7. Know how to play coach
Dads, get in your wife’s face to tell her you love her and that soon you’ll have a beautiful baby to hold and love. Be a nurturing, empathetic coach. Reassure her that she’s doing fine. Encourage her to send nice, long breaths to your baby. Stroke her hair, massage her neck or shoulders. Help her visualize a soothing setting. See our other tips on how to be a great labor coach.
8. Be prepared
We watched two videos of vaginal births and one of a c-section. All showed the messy, unglamorous side of labor. Few of us get to hold a newborn, so don’t be surprised if the baby’s skin looks wrinkled, his color is gray, his head is molded into a cone shape, and, in truth, he doesn’t even look like a baby. “Don’t worry if your baby’s head looks like an alien’s,” Costello said. Also remember that childbirth doesn’t end with the baby’s appearance. It takes another five to 20 minutes to expel the placenta.

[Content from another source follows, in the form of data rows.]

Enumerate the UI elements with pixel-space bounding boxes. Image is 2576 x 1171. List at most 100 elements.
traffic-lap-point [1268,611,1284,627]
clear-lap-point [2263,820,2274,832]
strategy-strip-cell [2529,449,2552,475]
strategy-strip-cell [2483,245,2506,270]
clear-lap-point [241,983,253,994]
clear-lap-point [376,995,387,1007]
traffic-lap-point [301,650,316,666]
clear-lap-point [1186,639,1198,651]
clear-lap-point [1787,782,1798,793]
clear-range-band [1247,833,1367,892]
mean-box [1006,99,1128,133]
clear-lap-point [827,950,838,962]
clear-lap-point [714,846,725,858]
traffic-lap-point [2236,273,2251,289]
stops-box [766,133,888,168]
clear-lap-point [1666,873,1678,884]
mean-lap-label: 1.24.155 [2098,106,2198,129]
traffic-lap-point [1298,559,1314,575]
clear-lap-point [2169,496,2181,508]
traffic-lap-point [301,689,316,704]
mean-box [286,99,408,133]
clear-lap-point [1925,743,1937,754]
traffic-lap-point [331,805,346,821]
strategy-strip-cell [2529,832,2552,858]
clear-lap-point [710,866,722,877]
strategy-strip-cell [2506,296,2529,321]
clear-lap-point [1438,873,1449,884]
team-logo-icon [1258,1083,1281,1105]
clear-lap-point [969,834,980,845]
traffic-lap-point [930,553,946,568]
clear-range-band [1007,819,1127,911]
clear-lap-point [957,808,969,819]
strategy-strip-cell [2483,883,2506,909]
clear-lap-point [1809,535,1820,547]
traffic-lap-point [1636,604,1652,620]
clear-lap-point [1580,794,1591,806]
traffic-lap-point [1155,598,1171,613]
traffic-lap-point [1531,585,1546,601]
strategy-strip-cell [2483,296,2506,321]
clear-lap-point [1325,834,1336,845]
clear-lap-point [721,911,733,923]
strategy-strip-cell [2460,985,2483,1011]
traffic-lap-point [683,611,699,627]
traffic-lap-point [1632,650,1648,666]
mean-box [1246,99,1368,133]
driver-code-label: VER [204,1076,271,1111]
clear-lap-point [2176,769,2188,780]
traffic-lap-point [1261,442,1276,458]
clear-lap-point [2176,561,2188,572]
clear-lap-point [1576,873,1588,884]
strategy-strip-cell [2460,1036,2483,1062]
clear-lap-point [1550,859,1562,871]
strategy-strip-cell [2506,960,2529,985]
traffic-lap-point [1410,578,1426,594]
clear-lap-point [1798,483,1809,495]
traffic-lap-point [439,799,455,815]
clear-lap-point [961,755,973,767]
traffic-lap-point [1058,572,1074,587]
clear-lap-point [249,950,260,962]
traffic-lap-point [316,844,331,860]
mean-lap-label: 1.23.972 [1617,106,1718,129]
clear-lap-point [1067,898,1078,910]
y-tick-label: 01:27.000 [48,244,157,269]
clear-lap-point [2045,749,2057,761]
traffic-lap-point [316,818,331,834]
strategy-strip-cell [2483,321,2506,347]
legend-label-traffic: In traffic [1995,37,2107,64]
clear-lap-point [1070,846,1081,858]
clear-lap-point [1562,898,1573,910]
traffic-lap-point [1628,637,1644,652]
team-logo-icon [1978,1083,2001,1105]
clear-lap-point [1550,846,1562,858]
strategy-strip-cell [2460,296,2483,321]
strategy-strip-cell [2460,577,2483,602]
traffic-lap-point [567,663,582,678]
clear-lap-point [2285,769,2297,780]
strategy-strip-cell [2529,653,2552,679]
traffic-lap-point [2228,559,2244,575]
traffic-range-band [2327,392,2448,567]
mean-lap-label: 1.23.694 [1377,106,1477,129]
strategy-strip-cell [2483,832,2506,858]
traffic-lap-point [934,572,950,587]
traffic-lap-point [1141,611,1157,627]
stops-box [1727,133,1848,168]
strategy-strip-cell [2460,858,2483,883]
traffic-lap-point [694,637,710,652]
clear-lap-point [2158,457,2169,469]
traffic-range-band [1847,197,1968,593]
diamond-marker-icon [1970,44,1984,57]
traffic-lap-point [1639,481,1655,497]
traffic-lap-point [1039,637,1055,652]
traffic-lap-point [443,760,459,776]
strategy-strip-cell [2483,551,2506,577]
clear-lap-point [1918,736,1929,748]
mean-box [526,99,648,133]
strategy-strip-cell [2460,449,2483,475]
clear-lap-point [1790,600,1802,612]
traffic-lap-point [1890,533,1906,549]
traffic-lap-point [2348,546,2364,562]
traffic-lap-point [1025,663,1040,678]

9. Cut the cord if you want
Today, most dads choose to cut the baby’s umbilical cord in the first minutes after birth. “It’s your right, but sometimes they forget,” Costello said, “so make sure you remind the doctor.”
10. Read further
Costello recommended several books: The Birth Book (Little, Brown, 1994) by William and Martha Sears; Sheila Kitzinger’s The Complete Book of Pregnancy and Childbirth (Knopf, 1985); Carl Jones’s Mind Over Labor (Penguin, 1987); and Pregnancy, Childbirth, and the Newborn: The Complete Guide (Meadowbrook Press, 1991) by Penny Simkin, Janet Whalley, and Ann Keppler. And there’s no substitute for exchanging questions or swapping tales with other moms-to-be and expectant fathers. BabyCenter’s bulletin boards bring together expectant mothers by due date and also provide a place for expectant dads to hang out.